Russia is a major exporter of nickel, which is used to make stainless steel and electric vehicle batteries. So it’s no surprise that the Russia-Ukraine war is sending nickel prices soaring.
The London Metal Exchange suspended nickel trading Tuesday after prices jumped 250% in two days, cresting above $100,000 a ton early in the day.
This surge could push up the price for electric cars substantially, says a commentary from Morgan Stanley analyst Adam Jonas, cited by CNBC.
As of the writing of his report, which came out Monday, nickel’s price jump would mean a $1,000 rise in the input cost for an average U.S. electric vehicle, he said.
“Where will the battery metals come from? Our metals and mining team were already forecasting a nickel shortfall by 2026,” Jonas said.

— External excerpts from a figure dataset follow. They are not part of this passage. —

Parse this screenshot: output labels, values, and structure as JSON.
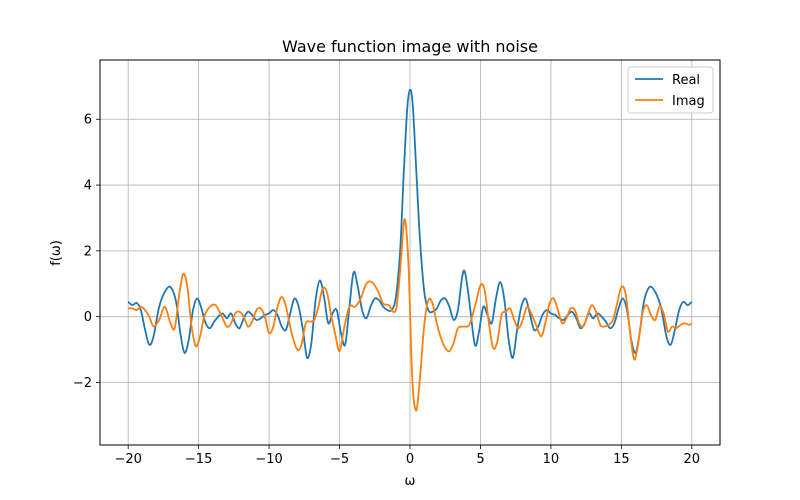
{
  "chart_data": {
    "type": "line",
    "title": "Wave function image with noise",
    "xlabel": "ω",
    "ylabel": "f(ω)",
    "xlim": [
      -22,
      22
    ],
    "ylim": [
      -3.9,
      7.8
    ],
    "xticks": [
      -20,
      -15,
      -10,
      -5,
      0,
      5,
      10,
      15,
      20
    ],
    "xtick_labels": [
      "−20",
      "−15",
      "−10",
      "−5",
      "0",
      "5",
      "10",
      "15",
      "20"
    ],
    "yticks": [
      -2,
      0,
      2,
      4,
      6
    ],
    "ytick_labels": [
      "−2",
      "0",
      "2",
      "4",
      "6"
    ],
    "grid": true,
    "legend_position": "top-right",
    "series": [
      {
        "name": "Real",
        "color": "#1f77b4",
        "points": [
          [
            -20,
            0.45
          ],
          [
            -19.7,
            0.35
          ],
          [
            -19.4,
            0.42
          ],
          [
            -19.1,
            0.2
          ],
          [
            -18.8,
            -0.4
          ],
          [
            -18.5,
            -0.85
          ],
          [
            -18.2,
            -0.6
          ],
          [
            -17.8,
            0.3
          ],
          [
            -17.4,
            0.75
          ],
          [
            -17.0,
            0.9
          ],
          [
            -16.6,
            0.45
          ],
          [
            -16.3,
            -0.5
          ],
          [
            -16.0,
            -1.1
          ],
          [
            -15.7,
            -0.7
          ],
          [
            -15.4,
            0.2
          ],
          [
            -15.1,
            0.55
          ],
          [
            -14.8,
            0.25
          ],
          [
            -14.5,
            -0.2
          ],
          [
            -14.2,
            -0.35
          ],
          [
            -13.9,
            -0.15
          ],
          [
            -13.6,
            0.0
          ],
          [
            -13.3,
            0.1
          ],
          [
            -13.0,
            -0.05
          ],
          [
            -12.7,
            0.1
          ],
          [
            -12.4,
            -0.2
          ],
          [
            -12.1,
            -0.35
          ],
          [
            -11.8,
            -0.05
          ],
          [
            -11.5,
            0.15
          ],
          [
            -11.2,
            0.05
          ],
          [
            -10.9,
            -0.1
          ],
          [
            -10.6,
            -0.05
          ],
          [
            -10.3,
            0.05
          ],
          [
            -10.0,
            0.1
          ],
          [
            -9.7,
            0.2
          ],
          [
            -9.4,
            0.05
          ],
          [
            -9.1,
            -0.3
          ],
          [
            -8.8,
            -0.4
          ],
          [
            -8.5,
            0.1
          ],
          [
            -8.2,
            0.55
          ],
          [
            -7.9,
            0.3
          ],
          [
            -7.6,
            -0.4
          ],
          [
            -7.3,
            -1.25
          ],
          [
            -7.0,
            -0.8
          ],
          [
            -6.7,
            0.5
          ],
          [
            -6.4,
            1.1
          ],
          [
            -6.1,
            0.6
          ],
          [
            -5.8,
            -0.2
          ],
          [
            -5.5,
            0.1
          ],
          [
            -5.2,
            0.2
          ],
          [
            -4.9,
            -0.5
          ],
          [
            -4.6,
            -0.85
          ],
          [
            -4.3,
            0.3
          ],
          [
            -4.0,
            1.35
          ],
          [
            -3.7,
            0.9
          ],
          [
            -3.4,
            0.2
          ],
          [
            -3.1,
            -0.05
          ],
          [
            -2.8,
            0.3
          ],
          [
            -2.5,
            0.55
          ],
          [
            -2.2,
            0.5
          ],
          [
            -1.9,
            0.3
          ],
          [
            -1.6,
            0.2
          ],
          [
            -1.3,
            0.2
          ],
          [
            -1.0,
            0.6
          ],
          [
            -0.7,
            2.0
          ],
          [
            -0.45,
            4.3
          ],
          [
            -0.2,
            6.3
          ],
          [
            0.0,
            6.9
          ],
          [
            0.2,
            6.4
          ],
          [
            0.45,
            4.4
          ],
          [
            0.7,
            2.4
          ],
          [
            1.0,
            0.8
          ],
          [
            1.3,
            0.2
          ],
          [
            1.6,
            0.15
          ],
          [
            1.9,
            0.25
          ],
          [
            2.2,
            0.5
          ],
          [
            2.5,
            0.55
          ],
          [
            2.8,
            0.3
          ],
          [
            3.1,
            -0.1
          ],
          [
            3.4,
            0.2
          ],
          [
            3.7,
            1.2
          ],
          [
            3.9,
            1.35
          ],
          [
            4.2,
            0.5
          ],
          [
            4.6,
            -0.85
          ],
          [
            4.9,
            -0.45
          ],
          [
            5.2,
            0.3
          ],
          [
            5.5,
            0.05
          ],
          [
            5.8,
            -0.2
          ],
          [
            6.1,
            0.55
          ],
          [
            6.4,
            1.05
          ],
          [
            6.7,
            0.5
          ],
          [
            7.0,
            -0.7
          ],
          [
            7.3,
            -1.25
          ],
          [
            7.6,
            -0.4
          ],
          [
            7.9,
            0.3
          ],
          [
            8.2,
            0.55
          ],
          [
            8.5,
            0.1
          ],
          [
            8.8,
            -0.4
          ],
          [
            9.1,
            -0.3
          ],
          [
            9.4,
            0.05
          ],
          [
            9.7,
            0.2
          ],
          [
            10.0,
            0.1
          ],
          [
            10.3,
            0.05
          ],
          [
            10.6,
            -0.05
          ],
          [
            10.9,
            -0.1
          ],
          [
            11.2,
            0.05
          ],
          [
            11.5,
            0.15
          ],
          [
            11.8,
            -0.05
          ],
          [
            12.1,
            -0.35
          ],
          [
            12.4,
            -0.2
          ],
          [
            12.7,
            0.1
          ],
          [
            13.0,
            -0.05
          ],
          [
            13.3,
            0.1
          ],
          [
            13.6,
            0.0
          ],
          [
            13.9,
            -0.15
          ],
          [
            14.2,
            -0.35
          ],
          [
            14.5,
            -0.2
          ],
          [
            14.8,
            0.25
          ],
          [
            15.1,
            0.55
          ],
          [
            15.4,
            0.2
          ],
          [
            15.7,
            -0.7
          ],
          [
            16.0,
            -1.1
          ],
          [
            16.3,
            -0.5
          ],
          [
            16.6,
            0.45
          ],
          [
            17.0,
            0.9
          ],
          [
            17.4,
            0.75
          ],
          [
            17.8,
            0.3
          ],
          [
            18.2,
            -0.6
          ],
          [
            18.5,
            -0.85
          ],
          [
            18.8,
            -0.4
          ],
          [
            19.1,
            0.2
          ],
          [
            19.4,
            0.45
          ],
          [
            19.7,
            0.35
          ],
          [
            20.0,
            0.45
          ]
        ]
      },
      {
        "name": "Imag",
        "color": "#ff7f0e",
        "points": [
          [
            -20,
            0.25
          ],
          [
            -19.7,
            0.25
          ],
          [
            -19.4,
            0.2
          ],
          [
            -19.1,
            0.3
          ],
          [
            -18.8,
            0.2
          ],
          [
            -18.5,
            0.0
          ],
          [
            -18.2,
            -0.3
          ],
          [
            -17.8,
            -0.1
          ],
          [
            -17.4,
            0.3
          ],
          [
            -17.0,
            -0.2
          ],
          [
            -16.7,
            -0.35
          ],
          [
            -16.4,
            0.6
          ],
          [
            -16.1,
            1.3
          ],
          [
            -15.8,
            0.9
          ],
          [
            -15.5,
            -0.3
          ],
          [
            -15.2,
            -0.9
          ],
          [
            -14.9,
            -0.6
          ],
          [
            -14.6,
            0.0
          ],
          [
            -14.2,
            0.3
          ],
          [
            -13.8,
            0.35
          ],
          [
            -13.4,
            0.05
          ],
          [
            -13.0,
            -0.3
          ],
          [
            -12.7,
            -0.2
          ],
          [
            -12.4,
            0.1
          ],
          [
            -12.1,
            0.15
          ],
          [
            -11.8,
            0.0
          ],
          [
            -11.5,
            -0.3
          ],
          [
            -11.2,
            -0.15
          ],
          [
            -10.9,
            0.2
          ],
          [
            -10.6,
            0.25
          ],
          [
            -10.3,
            0.0
          ],
          [
            -10.0,
            -0.5
          ],
          [
            -9.7,
            -0.3
          ],
          [
            -9.4,
            0.3
          ],
          [
            -9.1,
            0.6
          ],
          [
            -8.8,
            0.3
          ],
          [
            -8.4,
            -0.5
          ],
          [
            -8.0,
            -1.0
          ],
          [
            -7.7,
            -0.85
          ],
          [
            -7.4,
            -0.2
          ],
          [
            -7.1,
            -0.15
          ],
          [
            -6.8,
            -0.1
          ],
          [
            -6.5,
            0.3
          ],
          [
            -6.2,
            0.85
          ],
          [
            -5.9,
            0.75
          ],
          [
            -5.6,
            0.05
          ],
          [
            -5.3,
            -0.55
          ],
          [
            -5.0,
            -1.05
          ],
          [
            -4.7,
            -0.4
          ],
          [
            -4.3,
            0.3
          ],
          [
            -3.9,
            0.3
          ],
          [
            -3.5,
            0.55
          ],
          [
            -3.1,
            1.0
          ],
          [
            -2.7,
            1.05
          ],
          [
            -2.3,
            0.8
          ],
          [
            -1.9,
            0.4
          ],
          [
            -1.5,
            0.35
          ],
          [
            -1.2,
            0.15
          ],
          [
            -0.95,
            0.3
          ],
          [
            -0.7,
            1.4
          ],
          [
            -0.45,
            2.8
          ],
          [
            -0.3,
            2.8
          ],
          [
            -0.1,
            1.5
          ],
          [
            0.05,
            -0.5
          ],
          [
            0.2,
            -2.2
          ],
          [
            0.45,
            -2.85
          ],
          [
            0.7,
            -1.9
          ],
          [
            1.0,
            -0.3
          ],
          [
            1.3,
            0.5
          ],
          [
            1.6,
            0.4
          ],
          [
            1.9,
            -0.2
          ],
          [
            2.2,
            -0.65
          ],
          [
            2.5,
            -0.95
          ],
          [
            2.8,
            -1.05
          ],
          [
            3.1,
            -0.8
          ],
          [
            3.4,
            -0.35
          ],
          [
            3.8,
            -0.3
          ],
          [
            4.2,
            -0.25
          ],
          [
            4.6,
            0.3
          ],
          [
            5.0,
            0.95
          ],
          [
            5.3,
            0.8
          ],
          [
            5.6,
            -0.2
          ],
          [
            5.9,
            -0.95
          ],
          [
            6.2,
            -0.75
          ],
          [
            6.5,
            0.05
          ],
          [
            6.8,
            0.15
          ],
          [
            7.1,
            0.25
          ],
          [
            7.4,
            -0.1
          ],
          [
            7.7,
            -0.35
          ],
          [
            8.0,
            -0.1
          ],
          [
            8.3,
            0.3
          ],
          [
            8.6,
            0.1
          ],
          [
            8.9,
            -0.2
          ],
          [
            9.3,
            -0.6
          ],
          [
            9.6,
            -0.2
          ],
          [
            9.9,
            0.4
          ],
          [
            10.2,
            0.55
          ],
          [
            10.5,
            0.2
          ],
          [
            10.8,
            -0.2
          ],
          [
            11.1,
            -0.05
          ],
          [
            11.4,
            0.25
          ],
          [
            11.7,
            0.2
          ],
          [
            12.0,
            -0.2
          ],
          [
            12.3,
            -0.3
          ],
          [
            12.6,
            0.05
          ],
          [
            12.9,
            0.35
          ],
          [
            13.2,
            0.15
          ],
          [
            13.5,
            -0.25
          ],
          [
            13.8,
            -0.3
          ],
          [
            14.1,
            -0.25
          ],
          [
            14.4,
            -0.1
          ],
          [
            14.7,
            0.4
          ],
          [
            15.0,
            0.9
          ],
          [
            15.3,
            0.7
          ],
          [
            15.6,
            -0.4
          ],
          [
            15.9,
            -1.3
          ],
          [
            16.2,
            -0.8
          ],
          [
            16.5,
            0.1
          ],
          [
            16.8,
            0.35
          ],
          [
            17.1,
            0.05
          ],
          [
            17.4,
            -0.1
          ],
          [
            17.7,
            0.3
          ],
          [
            18.0,
            0.1
          ],
          [
            18.3,
            -0.45
          ],
          [
            18.6,
            -0.3
          ],
          [
            18.9,
            -0.35
          ],
          [
            19.2,
            -0.25
          ],
          [
            19.5,
            -0.2
          ],
          [
            19.8,
            -0.25
          ],
          [
            20.0,
            -0.2
          ]
        ]
      }
    ]
  }
}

Automakers might be able to obtain nickel from Indonesia, but its nickel is more difficult to use for electric car batteries, he said.
The nickel turmoil also will affect auto company’s earnings, Jonas said.
“It’s probably time for investors to take auto company earnings forecasts down,” he said.
Shares of major electric vehicle makers have slumped in recent months, with Rivian Automotive (RIVN) – Get Rivian Automotive, Inc. Class A Report and Lucid (LCID) – Get Lucid Group, Inc. Report getting hit by disappointing production numbers. Tesla (TSLA) – Get Tesla Inc Report has slid 21% so far this year, Rivian has plunged 58% and Lucid has dropped 34%.
As for Tesla, Morningstar analyst Seth Goldstein thinks it’s overvalued. He puts fair value at $700, compared to a recent quote of $835.85.
In January, he wrote that his short-term and long-term forecasts for the company were unchanged after its fourth-quarter earnings report.
“However, we have reduced our medium-term growth assumptions,” Goldstein said. “We see the affordable sedan and SUV vehicle platform being delayed, as management prioritizes the completion of other new vehicles first.”